You learn women are EXACTLY like men. At least when they are in an environment where they are the overwhelming majority, if not the totality. Sure, their work spaces are a little more nicely decorated, scented, and accessorized, otherwise they're alike. While I've never spent time in a ladies' locker room, I can say that women who work in an all-female shop can be very un-ladylike. They are more likely to, to be polite, "let their hair down." I've heard things no man should probably ever know existed. After about six months, I pretty much became one of the girls...estrogen-challenged and testosterone-enhanced, but one of the girls, no less.


After Dr. Quigley's "breathe, move, smile" advice came that of Clint Eastwood, straight out of "Heartbreak Ridge." Sure, that old Marine Corps gunnery sergeant was trying to get in touch with his inner-feminine side (or his ex-wife's), but he valued the ability to 'adapt, overcome, improvise.' As Suzanne moved farther forward into the class and worked at learning the routines, I stayed in the back of the classroom where the traffic was lighter, got a good sweat, and - most importantly - didn't hurt myself or anyone else too much. And, while dance frustrates me, I have to admit I did have a little bit of fun.

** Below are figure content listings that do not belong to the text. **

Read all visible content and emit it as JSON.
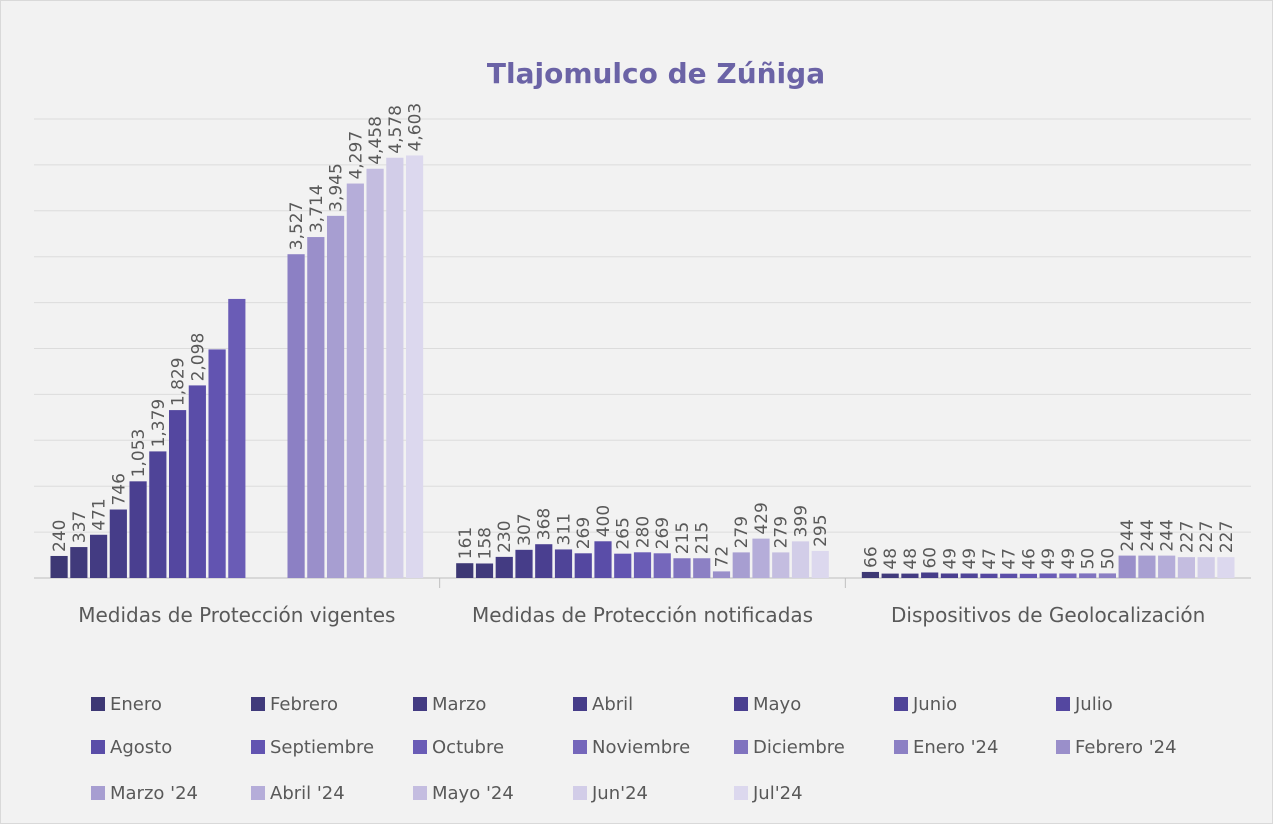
{
  "chart_data": {
    "type": "bar",
    "title": "Tlajomulco de Zúñiga",
    "categories": [
      "Medidas de Protección vigentes",
      "Medidas de Protección notificadas",
      "Dispositivos de Geolocalización"
    ],
    "ylim": [
      0,
      5000
    ],
    "yticks": [
      0,
      500,
      1000,
      1500,
      2000,
      2500,
      3000,
      3500,
      4000,
      4500,
      5000
    ],
    "grid": true,
    "series": [
      {
        "name": "Enero",
        "color": "#3d3874",
        "values": [
          240,
          161,
          66
        ]
      },
      {
        "name": "Febrero",
        "color": "#403a7b",
        "values": [
          337,
          158,
          48
        ]
      },
      {
        "name": "Marzo",
        "color": "#433b82",
        "values": [
          471,
          230,
          48
        ]
      },
      {
        "name": "Abril",
        "color": "#463d89",
        "values": [
          746,
          307,
          60
        ]
      },
      {
        "name": "Mayo",
        "color": "#4a3f90",
        "values": [
          1053,
          368,
          49
        ],
        "value_labels": [
          "1,053",
          "368",
          "49"
        ]
      },
      {
        "name": "Junio",
        "color": "#4f4498",
        "values": [
          1379,
          311,
          49
        ],
        "value_labels": [
          "1,379",
          "311",
          "49"
        ]
      },
      {
        "name": "Julio",
        "color": "#5447a0",
        "values": [
          1829,
          269,
          47
        ],
        "value_labels": [
          "1,829",
          "269",
          "47"
        ]
      },
      {
        "name": "Agosto",
        "color": "#5a4da8",
        "values": [
          2098,
          400,
          47
        ],
        "value_labels": [
          "2,098",
          "400",
          "47"
        ]
      },
      {
        "name": "Septiembre",
        "color": "#6254b1",
        "values": [
          2490,
          265,
          46
        ],
        "value_labels": [
          null,
          "265",
          "46"
        ]
      },
      {
        "name": "Octubre",
        "color": "#6a5cb6",
        "values": [
          3040,
          280,
          49
        ],
        "value_labels": [
          null,
          "280",
          "49"
        ]
      },
      {
        "name": "Noviembre",
        "color": "#7567bb",
        "values": [
          null,
          269,
          49
        ]
      },
      {
        "name": "Diciembre",
        "color": "#8073bf",
        "values": [
          null,
          215,
          50
        ]
      },
      {
        "name": "Enero '24",
        "color": "#8c80c4",
        "values": [
          3527,
          215,
          50
        ],
        "value_labels": [
          "3,527",
          "215",
          "50"
        ]
      },
      {
        "name": "Febrero '24",
        "color": "#9a8fca",
        "values": [
          3714,
          72,
          244
        ],
        "value_labels": [
          "3,714",
          "72",
          "244"
        ]
      },
      {
        "name": "Marzo '24",
        "color": "#a79ed1",
        "values": [
          3945,
          279,
          244
        ],
        "value_labels": [
          "3,945",
          "279",
          "244"
        ]
      },
      {
        "name": "Abril '24",
        "color": "#b5add9",
        "values": [
          4297,
          429,
          244
        ],
        "value_labels": [
          "4,297",
          "429",
          "244"
        ]
      },
      {
        "name": "Mayo '24",
        "color": "#c4bde0",
        "values": [
          4458,
          279,
          227
        ],
        "value_labels": [
          "4,458",
          "279",
          "227"
        ]
      },
      {
        "name": "Jun'24",
        "color": "#d2cde8",
        "values": [
          4578,
          399,
          227
        ],
        "value_labels": [
          "4,578",
          "399",
          "227"
        ]
      },
      {
        "name": "Jul'24",
        "color": "#dcd8ee",
        "values": [
          4603,
          295,
          227
        ],
        "value_labels": [
          "4,603",
          "295",
          "227"
        ]
      }
    ]
  }
}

Perhaps that's why all-woman health and fitness clubs and women's running groups are popular. The "fairer sex" can feel less hindered or intimidated by us grunting, sweating, metal plate-chucking, lead-by-a half-stride-pace-seeking knuckleheads. Some of them do get better workouts that way. Of course, there are women who completely waste their time socializing or working out at an intensity level just one notch above sitting on the couch.


There are benefits to co-ed training. If you want to get a good weight workout, do it with a chick. There's not going to be a lot of grunting and, if you'll pardon the expression, man-handling the weight. Women more often use proper form and reasonable resistance. They'll get a lot of repetitions in so the muscle is stronger, not necessarily bigger. And there are drawbacks, too. There have been track workouts where my ego had to kick in to keep from getting "chicked" on one or more repeats. I trained with a woman who was so tough, we joked she would only quit a workout when a bone was sticking out of her leg...and only after she realized the bone ws her own.

"Every once in a while," my wife says, "we need to confuse our body by doing something a little different." Here's to the occasional confusion workout. It can be something as simple as changing from the time of the run from evening to morning, the surface from road to treadmill, the situation from running solo to doing a run with a group.